(620c) Coupling the Mechanisms of Diabetic Kidney Disease By Modeling the Tissues of the Glomerulus | AIChE

(620c) Coupling the Mechanisms of Diabetic Kidney Disease By Modeling the Tissues of the Glomerulus

Authors 

Ruggiero, S. M. - Presenter, Oklahoma State University
Ford Versypt, A. N. - Presenter, Massachusetts Institute of Technology
Diabetic kidney disease (DKD) is a complication of diabetes that results in irreversible damage to the kidneys. The primary method of detecting DKD is by detecting albumin in a patient’s urine, a phenomenon known as albuminuria. The issue with this method of detection is that albuminuria occurs when damage to the kidney is already done. Improved methods of detection require a better understanding of the underlying mechanisms of DKD. We propose that building a model that captures the known individual mechanisms of DKD and coupling them together may give the insight to build a better method of detecting DKD.

In the literature, multiple physiological changes in the glomerulus are observed in DKD patients. The glomeruli are structures that perform the initial filtration step in producing urine, and the point of failure when proteinuria occurs. In this work, the primary changes of concern are the thickening of the glomerular basement membrane, swelling of the mesangium, and podocyte effacement. Evidence suggest that the renin-angiotensin system (RAS) and TGF-β are connected to the physiological changes associated with DKD. Diabetes leads to systemically elevated levels of glucose in the blood. This in turn leads to dysregulation of the RAS and, via the RAS, upregulation of TGF-β in the podocytes. Evidence further suggests that damage in the mesangium may be linked to upregulated TGF-β in podocytes.

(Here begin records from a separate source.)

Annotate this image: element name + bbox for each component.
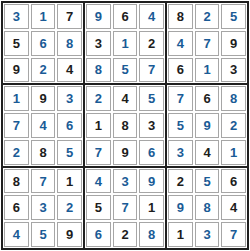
cell-r9c2[interactable]: 5 (31, 222, 56, 247)
cell-r2c7[interactable]: 4 (168, 31, 193, 56)
cell-r3c2[interactable]: 2 (31, 58, 56, 83)
cell-r5c9[interactable]: 2 (221, 113, 246, 138)
cell-r1c4[interactable]: 9 (86, 4, 111, 29)
cell-r9c8[interactable]: 3 (195, 222, 220, 247)
cell-r4c2[interactable]: 9 (31, 86, 56, 111)
cell-r6c8[interactable]: 4 (195, 140, 220, 165)
cell-r3c6[interactable]: 7 (139, 58, 164, 83)
cell-r5c8[interactable]: 9 (195, 113, 220, 138)
cell-r4c7[interactable]: 7 (168, 86, 193, 111)
cell-r7c2[interactable]: 7 (31, 169, 56, 194)
cell-r1c3[interactable]: 7 (57, 4, 82, 29)
cell-r3c3[interactable]: 4 (57, 58, 82, 83)
cell-r7c8[interactable]: 5 (195, 169, 220, 194)
cell-r8c9[interactable]: 4 (221, 195, 246, 220)
cell-r6c4[interactable]: 7 (86, 140, 111, 165)
cell-r9c7[interactable]: 1 (168, 222, 193, 247)
cell-r7c9[interactable]: 6 (221, 169, 246, 194)
cell-r5c4[interactable]: 1 (86, 113, 111, 138)
cell-r4c3[interactable]: 3 (57, 86, 82, 111)
cell-r8c2[interactable]: 3 (31, 195, 56, 220)
cell-r2c5[interactable]: 1 (113, 31, 138, 56)
cell-r9c5[interactable]: 2 (113, 222, 138, 247)
cell-r8c5[interactable]: 7 (113, 195, 138, 220)
cell-r3c8[interactable]: 1 (195, 58, 220, 83)
cell-r7c7[interactable]: 2 (168, 169, 193, 194)
cell-r5c7[interactable]: 5 (168, 113, 193, 138)
cell-r3c4[interactable]: 8 (86, 58, 111, 83)
cell-r8c4[interactable]: 5 (86, 195, 111, 220)
cell-r4c4[interactable]: 2 (86, 86, 111, 111)
cell-r4c8[interactable]: 6 (195, 86, 220, 111)
cell-r8c1[interactable]: 6 (4, 195, 29, 220)
cell-r2c1[interactable]: 5 (4, 31, 29, 56)
cell-r6c1[interactable]: 2 (4, 140, 29, 165)
cell-r3c7[interactable]: 6 (168, 58, 193, 83)
cell-r4c5[interactable]: 4 (113, 86, 138, 111)
cell-r4c9[interactable]: 8 (221, 86, 246, 111)
cell-r1c1[interactable]: 3 (4, 4, 29, 29)
cell-r9c4[interactable]: 6 (86, 222, 111, 247)
cell-r2c2[interactable]: 6 (31, 31, 56, 56)
cell-r3c1[interactable]: 9 (4, 58, 29, 83)
cell-r7c6[interactable]: 9 (139, 169, 164, 194)
cell-r1c5[interactable]: 6 (113, 4, 138, 29)
cell-r6c5[interactable]: 9 (113, 140, 138, 165)
cell-r7c3[interactable]: 1 (57, 169, 82, 194)
cell-r2c4[interactable]: 3 (86, 31, 111, 56)
cell-r6c2[interactable]: 8 (31, 140, 56, 165)
cell-r1c7[interactable]: 8 (168, 4, 193, 29)
cell-r1c8[interactable]: 2 (195, 4, 220, 29)
cell-r2c6[interactable]: 2 (139, 31, 164, 56)
cell-r5c5[interactable]: 8 (113, 113, 138, 138)
cell-r2c3[interactable]: 8 (57, 31, 82, 56)
cell-r8c6[interactable]: 1 (139, 195, 164, 220)
box-2: 964312857 (85, 3, 165, 83)
cell-r6c7[interactable]: 3 (168, 140, 193, 165)
cell-r6c3[interactable]: 5 (57, 140, 82, 165)
box-4: 193746285 (3, 85, 83, 165)
cell-r2c8[interactable]: 7 (195, 31, 220, 56)
cell-r6c6[interactable]: 6 (139, 140, 164, 165)
cell-r1c6[interactable]: 4 (139, 4, 164, 29)
cell-r1c2[interactable]: 1 (31, 4, 56, 29)
cell-r4c6[interactable]: 5 (139, 86, 164, 111)
cell-r7c5[interactable]: 3 (113, 169, 138, 194)
cell-r8c8[interactable]: 8 (195, 195, 220, 220)
box-9: 256984137 (167, 168, 247, 248)
cell-r5c3[interactable]: 6 (57, 113, 82, 138)
cell-r5c1[interactable]: 7 (4, 113, 29, 138)
cell-r3c5[interactable]: 5 (113, 58, 138, 83)
cell-r5c6[interactable]: 3 (139, 113, 164, 138)
box-8: 439571628 (85, 168, 165, 248)
cell-r3c9[interactable]: 3 (221, 58, 246, 83)
box-5: 245183796 (85, 85, 165, 165)
cell-r4c1[interactable]: 1 (4, 86, 29, 111)
cell-r9c1[interactable]: 4 (4, 222, 29, 247)
cell-r9c6[interactable]: 8 (139, 222, 164, 247)
cell-r7c4[interactable]: 4 (86, 169, 111, 194)
box-1: 317568924 (3, 3, 83, 83)
box-3: 825479613 (167, 3, 247, 83)
cell-r5c2[interactable]: 4 (31, 113, 56, 138)
cell-r1c9[interactable]: 5 (221, 4, 246, 29)
cell-r6c9[interactable]: 1 (221, 140, 246, 165)
box-7: 871632459 (3, 168, 83, 248)
cell-r9c3[interactable]: 9 (57, 222, 82, 247)
cell-r8c7[interactable]: 9 (168, 195, 193, 220)
sudoku-grid: 3175689249643128578254796131937462852451… (1, 1, 249, 250)
cell-r2c9[interactable]: 9 (221, 31, 246, 56)
box-6: 768592341 (167, 85, 247, 165)
cell-r9c9[interactable]: 7 (221, 222, 246, 247)
cell-r8c3[interactable]: 2 (57, 195, 82, 220)
cell-r7c1[interactable]: 8 (4, 169, 29, 194)
sudoku-board: 3175689249643128578254796131937462852451… (0, 0, 250, 251)
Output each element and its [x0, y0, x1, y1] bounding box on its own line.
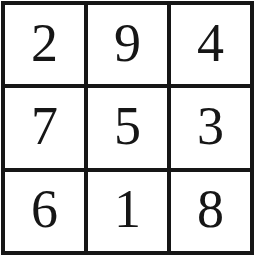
cell-value: 2 [31, 16, 58, 74]
cell-value: 6 [31, 182, 58, 240]
cell-r3c2: 1 [88, 172, 167, 251]
cell-r1c2: 9 [88, 5, 167, 84]
cell-r2c2: 5 [88, 88, 167, 167]
cell-value: 7 [31, 99, 58, 157]
cell-r1c1: 2 [5, 5, 84, 84]
cell-value: 4 [197, 16, 224, 74]
cell-value: 8 [197, 182, 224, 240]
cell-r3c3: 8 [171, 172, 250, 251]
cell-value: 9 [114, 16, 141, 74]
cell-value: 5 [114, 99, 141, 157]
cell-value: 1 [114, 182, 141, 240]
cell-value: 3 [197, 99, 224, 157]
cell-r3c1: 6 [5, 172, 84, 251]
cell-r2c3: 3 [171, 88, 250, 167]
magic-square-board: 2 9 4 7 5 3 6 1 8 [1, 1, 254, 255]
cell-r2c1: 7 [5, 88, 84, 167]
cell-r1c3: 4 [171, 5, 250, 84]
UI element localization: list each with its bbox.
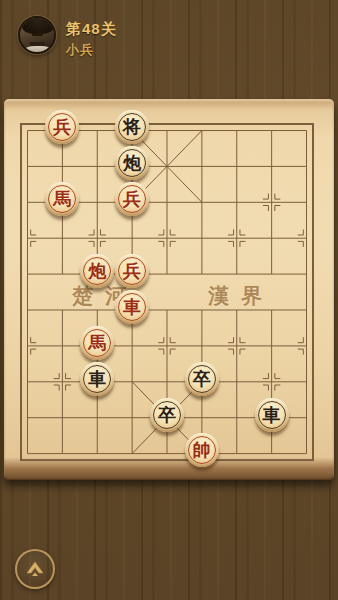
piece-red-horse[interactable]: 馬 [45, 182, 79, 216]
stage-label: 小兵 [66, 41, 94, 59]
piece-black-soldier[interactable]: 卒 [185, 362, 219, 396]
piece-glyph: 炮 [123, 154, 141, 172]
chevron-up-icon [24, 560, 46, 578]
piece-glyph: 車 [123, 298, 141, 316]
piece-red-soldier[interactable]: 兵 [115, 182, 149, 216]
piece-glyph: 馬 [53, 190, 71, 208]
piece-glyph: 炮 [88, 262, 106, 280]
piece-glyph: 車 [88, 370, 106, 388]
avatar[interactable] [18, 16, 56, 54]
piece-red-soldier[interactable]: 兵 [115, 254, 149, 288]
piece-glyph: 車 [263, 406, 281, 424]
expand-button[interactable] [15, 549, 55, 589]
piece-glyph: 兵 [53, 118, 71, 136]
piece-glyph: 将 [123, 118, 141, 136]
piece-glyph: 卒 [158, 406, 176, 424]
level-label: 第48关 [66, 20, 117, 39]
piece-black-cannon[interactable]: 炮 [115, 146, 149, 180]
piece-black-general[interactable]: 将 [115, 110, 149, 144]
piece-glyph: 兵 [123, 262, 141, 280]
piece-black-chariot[interactable]: 車 [80, 362, 114, 396]
piece-black-chariot[interactable]: 車 [255, 398, 289, 432]
avatar-collar [24, 46, 52, 54]
game-screen: 第48关 小兵 楚河 漢界 兵将炮馬兵炮兵車馬車卒卒車帥 [0, 0, 338, 600]
avatar-brow [32, 33, 43, 36]
piece-red-cannon[interactable]: 炮 [80, 254, 114, 288]
piece-red-soldier[interactable]: 兵 [45, 110, 79, 144]
piece-red-horse[interactable]: 馬 [80, 326, 114, 360]
piece-glyph: 卒 [193, 370, 211, 388]
piece-glyph: 兵 [123, 190, 141, 208]
piece-glyph: 帥 [193, 441, 211, 459]
pieces-layer: 兵将炮馬兵炮兵車馬車卒卒車帥 [10, 113, 324, 472]
piece-red-chariot[interactable]: 車 [115, 290, 149, 324]
header: 第48关 小兵 [0, 0, 338, 70]
piece-red-general[interactable]: 帥 [185, 433, 219, 467]
piece-glyph: 馬 [88, 334, 106, 352]
piece-black-soldier[interactable]: 卒 [150, 398, 184, 432]
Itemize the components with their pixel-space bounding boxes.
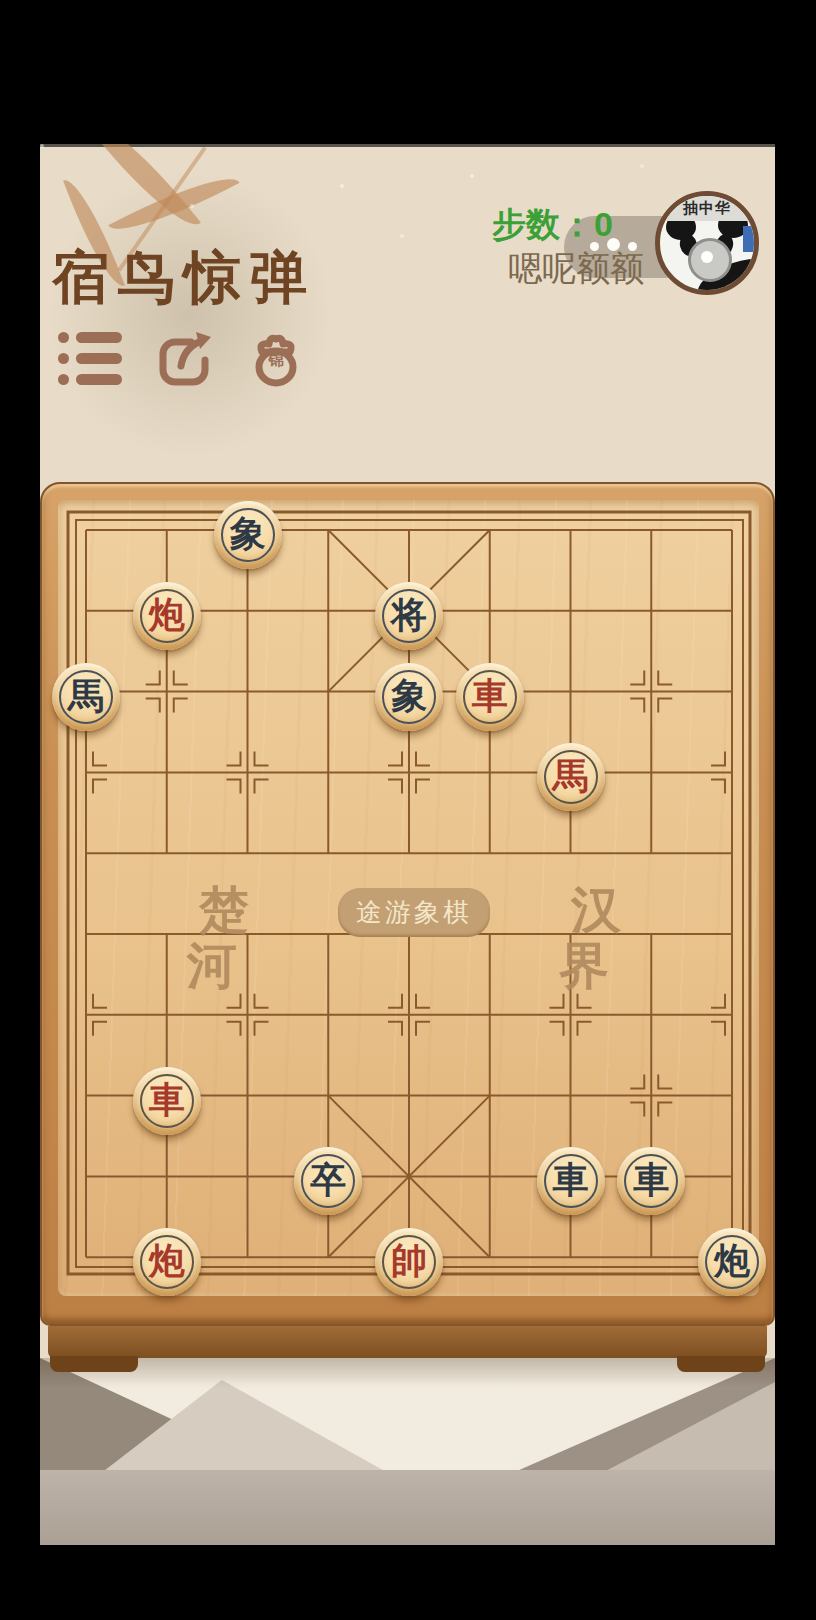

Understanding the crosstalk between cells and the associated tissue damage is instrumental in finding new ways to detect DKD before damage to the kidneys occur. In order to better understand the crosstalk occurring between cells of the glomerulus, we are creating a model that ties together dysregulation within podocytes and mesangial cells by modeling a portion of the cross section of the mesangium. Capturing the effect of tissue structure requires spatial components in the model. To capture how the signaling proteins move through space requires multiple additional phenomena beyond biochemical networks. Several model components were developed to capture spatial effects including the structure of the tissue, fluid flow, and the movement of signaling proteins and glucose through the tissue. The structure of the tissue is modeled with Compucell3D, which uses a cellular Potts model to define how cells interact. The fluid flow is modeled using a CFD simulation in Star-CCM+. The movement of signaling proteins and glucose is modeled using a system of PDEs to solve the diffusion and convection of solutes. Biochemical reaction network models that capture the RAS in both types of cells and the regulation of TGF- β and matrix metalloproteinase-1 in podocytes are included in the simulation. The RAS model predicts the concentrations of angiotensin-I, angiotensin-II, angiotensinogen, and renin in the cells. These models are coupled to the system of PDEs as point sources within the simulation. With these phenomena coupled together, we can make predictions about the importance of cellular crosstalk in the progression of DKD. With a better understanding of the progression of DKD, we can progress towards a better method of detecting DKD.